Jekyll is a static website generator that lets you focus on content rather than wrestling with HTML and CSS. You write in Markdown, and Jekyll handles the rest.

What Jekyll Does

  • Builds portfolios, blogs, and landing pages
  • Converts Markdown files with YAML front matter into static HTML
  • Integrates seamlessly with GitHub Pages for free hosting

What Jekyll Can't Do

Jekyll is for static sites.
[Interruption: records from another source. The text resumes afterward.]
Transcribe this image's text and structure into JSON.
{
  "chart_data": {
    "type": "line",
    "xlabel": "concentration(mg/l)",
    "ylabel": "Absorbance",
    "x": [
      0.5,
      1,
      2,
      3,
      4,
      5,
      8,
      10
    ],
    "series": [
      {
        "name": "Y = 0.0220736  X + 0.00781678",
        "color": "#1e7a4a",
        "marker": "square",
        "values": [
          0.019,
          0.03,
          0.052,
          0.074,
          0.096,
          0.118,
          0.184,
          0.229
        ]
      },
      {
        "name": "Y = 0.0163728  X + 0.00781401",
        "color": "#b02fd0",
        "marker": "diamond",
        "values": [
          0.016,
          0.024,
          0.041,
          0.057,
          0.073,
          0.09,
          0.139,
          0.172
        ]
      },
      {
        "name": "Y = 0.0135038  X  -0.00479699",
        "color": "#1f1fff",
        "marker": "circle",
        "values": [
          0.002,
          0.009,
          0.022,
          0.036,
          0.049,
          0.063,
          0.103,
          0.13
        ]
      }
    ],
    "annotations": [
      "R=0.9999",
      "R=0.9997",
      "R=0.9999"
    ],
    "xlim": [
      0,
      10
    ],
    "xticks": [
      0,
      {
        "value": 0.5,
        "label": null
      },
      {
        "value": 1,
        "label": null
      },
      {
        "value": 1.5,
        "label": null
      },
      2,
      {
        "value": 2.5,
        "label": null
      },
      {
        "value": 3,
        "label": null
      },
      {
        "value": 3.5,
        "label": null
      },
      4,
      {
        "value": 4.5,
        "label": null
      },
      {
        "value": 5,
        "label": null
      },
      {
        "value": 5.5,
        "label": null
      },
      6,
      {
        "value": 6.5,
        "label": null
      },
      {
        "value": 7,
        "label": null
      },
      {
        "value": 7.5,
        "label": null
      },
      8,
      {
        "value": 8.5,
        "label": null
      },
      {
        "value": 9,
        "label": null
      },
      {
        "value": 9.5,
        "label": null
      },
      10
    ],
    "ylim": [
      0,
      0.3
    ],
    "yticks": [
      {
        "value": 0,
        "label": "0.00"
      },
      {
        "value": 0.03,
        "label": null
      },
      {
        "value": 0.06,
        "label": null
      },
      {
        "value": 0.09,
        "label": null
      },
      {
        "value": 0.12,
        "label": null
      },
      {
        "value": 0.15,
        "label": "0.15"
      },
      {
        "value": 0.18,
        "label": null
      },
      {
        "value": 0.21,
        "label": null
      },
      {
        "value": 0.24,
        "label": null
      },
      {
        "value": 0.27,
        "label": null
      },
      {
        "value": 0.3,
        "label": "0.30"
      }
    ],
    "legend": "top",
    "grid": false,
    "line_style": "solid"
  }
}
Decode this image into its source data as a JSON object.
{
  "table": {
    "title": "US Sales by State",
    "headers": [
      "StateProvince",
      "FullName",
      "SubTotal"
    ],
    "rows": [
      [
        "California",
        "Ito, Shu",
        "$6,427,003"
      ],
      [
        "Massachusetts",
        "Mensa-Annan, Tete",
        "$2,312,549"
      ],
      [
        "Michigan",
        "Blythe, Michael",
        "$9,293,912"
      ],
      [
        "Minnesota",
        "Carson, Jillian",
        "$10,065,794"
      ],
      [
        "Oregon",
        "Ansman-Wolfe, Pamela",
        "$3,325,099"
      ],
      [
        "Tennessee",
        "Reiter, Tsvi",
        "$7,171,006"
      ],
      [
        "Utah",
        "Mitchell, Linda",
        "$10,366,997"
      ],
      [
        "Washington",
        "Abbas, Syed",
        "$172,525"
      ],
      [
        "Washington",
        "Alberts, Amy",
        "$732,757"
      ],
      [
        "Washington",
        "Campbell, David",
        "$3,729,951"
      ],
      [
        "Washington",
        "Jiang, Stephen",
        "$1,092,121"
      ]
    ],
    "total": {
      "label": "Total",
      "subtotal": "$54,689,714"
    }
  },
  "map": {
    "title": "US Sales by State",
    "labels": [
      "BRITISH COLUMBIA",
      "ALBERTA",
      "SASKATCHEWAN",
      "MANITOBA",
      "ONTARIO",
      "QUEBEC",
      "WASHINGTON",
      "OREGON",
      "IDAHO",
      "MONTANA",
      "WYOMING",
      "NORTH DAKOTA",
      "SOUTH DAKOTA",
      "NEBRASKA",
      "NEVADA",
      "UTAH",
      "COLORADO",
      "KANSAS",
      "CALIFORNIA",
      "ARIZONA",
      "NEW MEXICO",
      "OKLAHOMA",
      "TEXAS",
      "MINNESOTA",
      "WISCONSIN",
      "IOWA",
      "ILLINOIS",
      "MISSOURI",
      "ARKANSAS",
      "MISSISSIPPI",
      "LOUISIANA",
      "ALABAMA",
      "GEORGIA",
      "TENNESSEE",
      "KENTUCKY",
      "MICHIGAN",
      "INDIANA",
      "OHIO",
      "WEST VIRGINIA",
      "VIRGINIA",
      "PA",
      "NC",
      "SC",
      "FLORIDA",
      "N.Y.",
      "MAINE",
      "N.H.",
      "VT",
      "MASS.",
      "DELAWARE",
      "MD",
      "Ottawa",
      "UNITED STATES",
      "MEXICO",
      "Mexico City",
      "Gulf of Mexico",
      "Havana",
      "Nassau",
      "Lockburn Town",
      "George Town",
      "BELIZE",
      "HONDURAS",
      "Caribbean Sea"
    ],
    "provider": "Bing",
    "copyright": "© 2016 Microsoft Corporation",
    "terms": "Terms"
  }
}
If you need real-time data updates (weather apps, stock tickers, dynamic dashboards), you'll need something else.

Prerequisites

Before diving in, make sure you're comfortable with:

  • Git command-line basics
  • A code editor (VS Code, Sublime Text, or Atom)
  • Basic HTML, CSS, and Markdown

Getting Started

1. Clone a starter template

git clone https://github.com/your-template-repo.git my-site
cd my-site

2. Install Jekyll

gem install bundler jekyll
bundle install

3. Configure your site

Edit _config.yml to set your site title, description, URL, and other settings.

4. Run locally

bundle exec jekyll serve

Visit http://localhost:4000 to see your site live.

Key Concepts

  • _site folder — contains the generated static HTML output, ready for deployment
  • Front matter — YAML metadata at the top of each Markdown file (title, date, layout)
  • Layouts — reusable HTML templates that wrap your content

Hosting

The easiest path: create a GitHub repository named your_username.github.io, push your Jekyll site, and GitHub Pages handles the rest. Free hosting, automatic builds on every push.